Why would the Commission continue with this fallacy of 0% uncollectibles? Because the reduction of uncollectibles to zero was simply a part of a larger scheme by the Commission to "reduce the [universal service] charges after the carriers said the fee could lead to higher rates and after AT&T and MCI threatened to specify the charge on the bills they send to customers." Fund to Aid Technology in Schools Facing Big FCC Cuts, New York Times, December 15, 1997 at D-1. I am concerned that, in the Commission's zeal to implement the schools and libraries program on January 1, 1998, despite specific Congressional requests that we delay commencement until the impact of our actions could be more fully assessed, the Commission has taken actions that have adversely impacted the high cost fund. As such, I cannot support this Public Notice and its failure to make any adjustment for uncollectibles.

Finally, I note a potential error by USAC and NECA in the collection process that has not been addressed. The Commission's Order, adopted in December, explicitly waived the APA's 30-day requirement because it was deemed critical to implement the new schools and library program on January 1, 1998. Thus, the rules that were necessary to calculate the lower universal service contribution factors were to be effective upon publication in the Federal Register. These rules were not published in the Federal Register until January 27, 1998. Moreover, as published, the Order clearly states that "[t]he rules adopted in this Order will become effective February 26, 1998." Thus, I believe that the higher contribution rates were legally in effect at least until January 27, if not until February 26 -- yesterday. I am unclear as to how this possible error would effect the current contribution factors as well.

In conclusion, I reiterate my desire that the Commission delay further implementation of the new universal service programs until we have had the opportunity to fully assess the impact that these new programs will have on consumers. I trust the Commission will use the Stevens Report as such an opportunity for review. Instead of attacking the phone companies for passing along to consumers the very same charges that we have imposed, I recommend that we reevaluate the scope and mechanics of our new universal service system.
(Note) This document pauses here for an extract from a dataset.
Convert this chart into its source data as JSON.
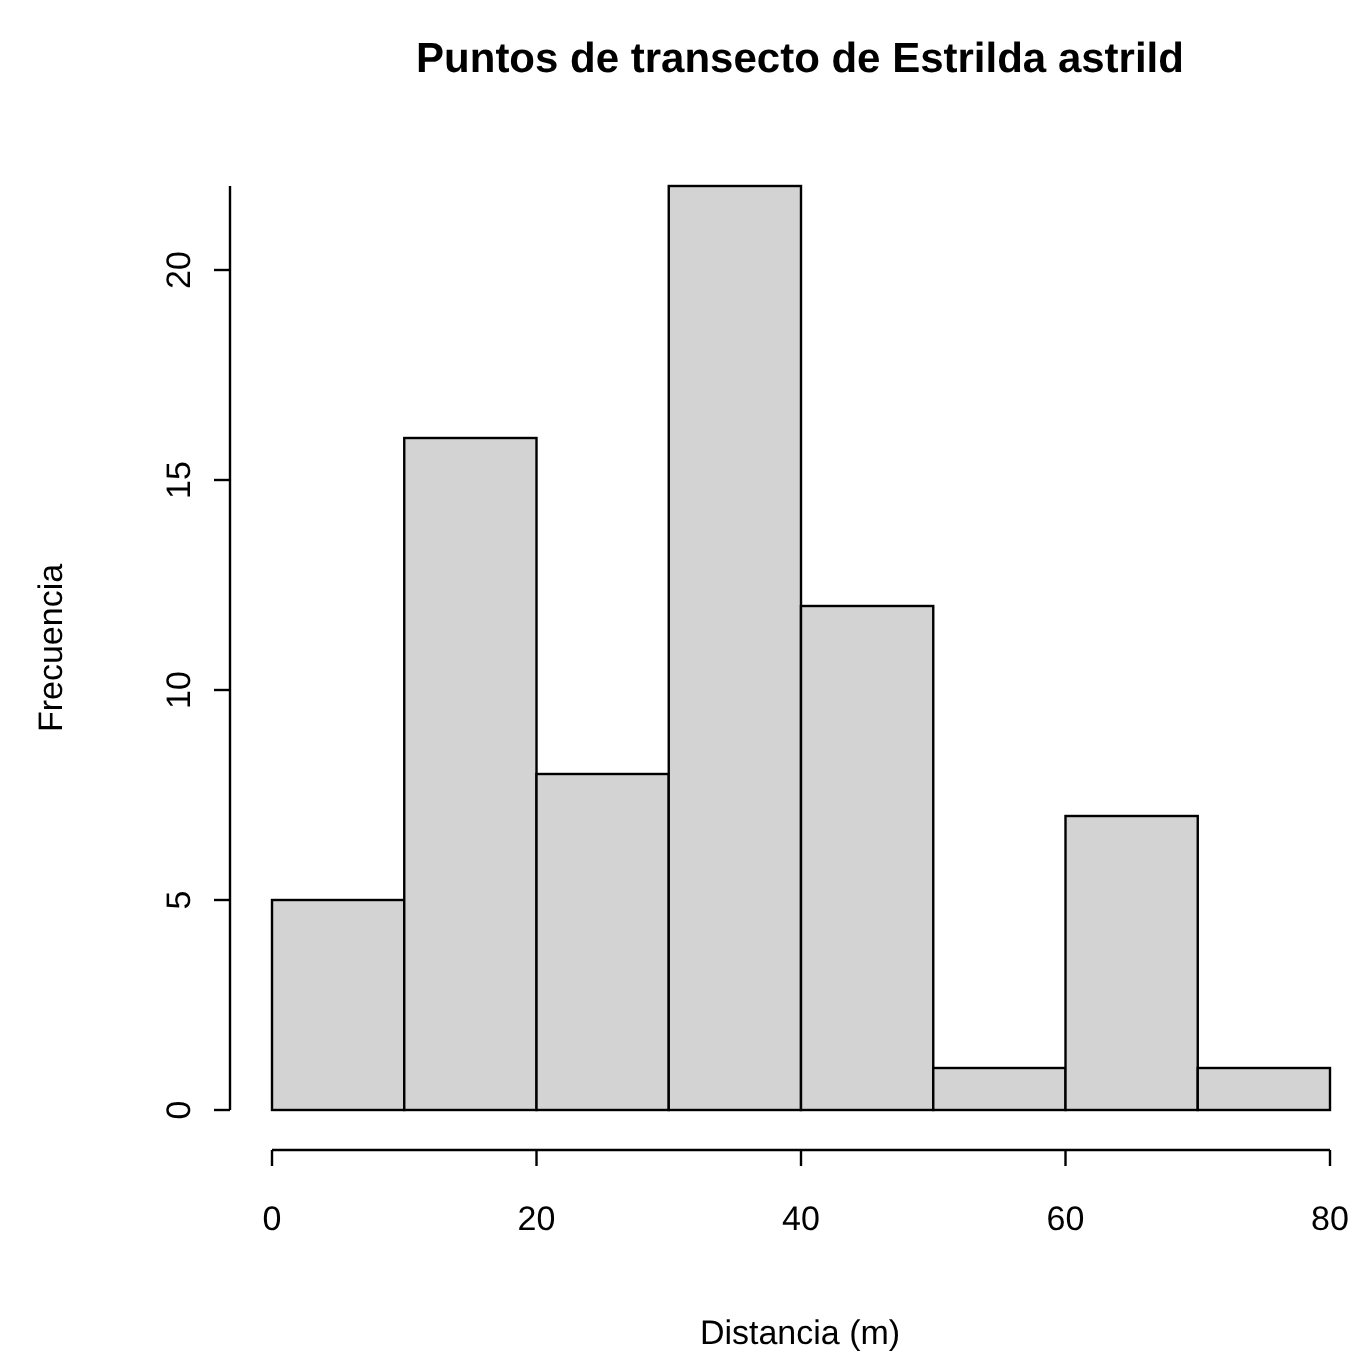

1. According to most recent estimates, total uncollectibles is estimated to be in excess of $12 million, of which a portion will be allocated to the high cost fund. According to the Bureau, USAC expects to recover most of the uncollectibles relatively soon and the most recent estimates place the shortfall for the high cost fund at closer to $5 million. The memorandum also states that USAC intends to address this shortfall by borrowing $10 million temporarily from the low income fund without seeking approval from the Commission.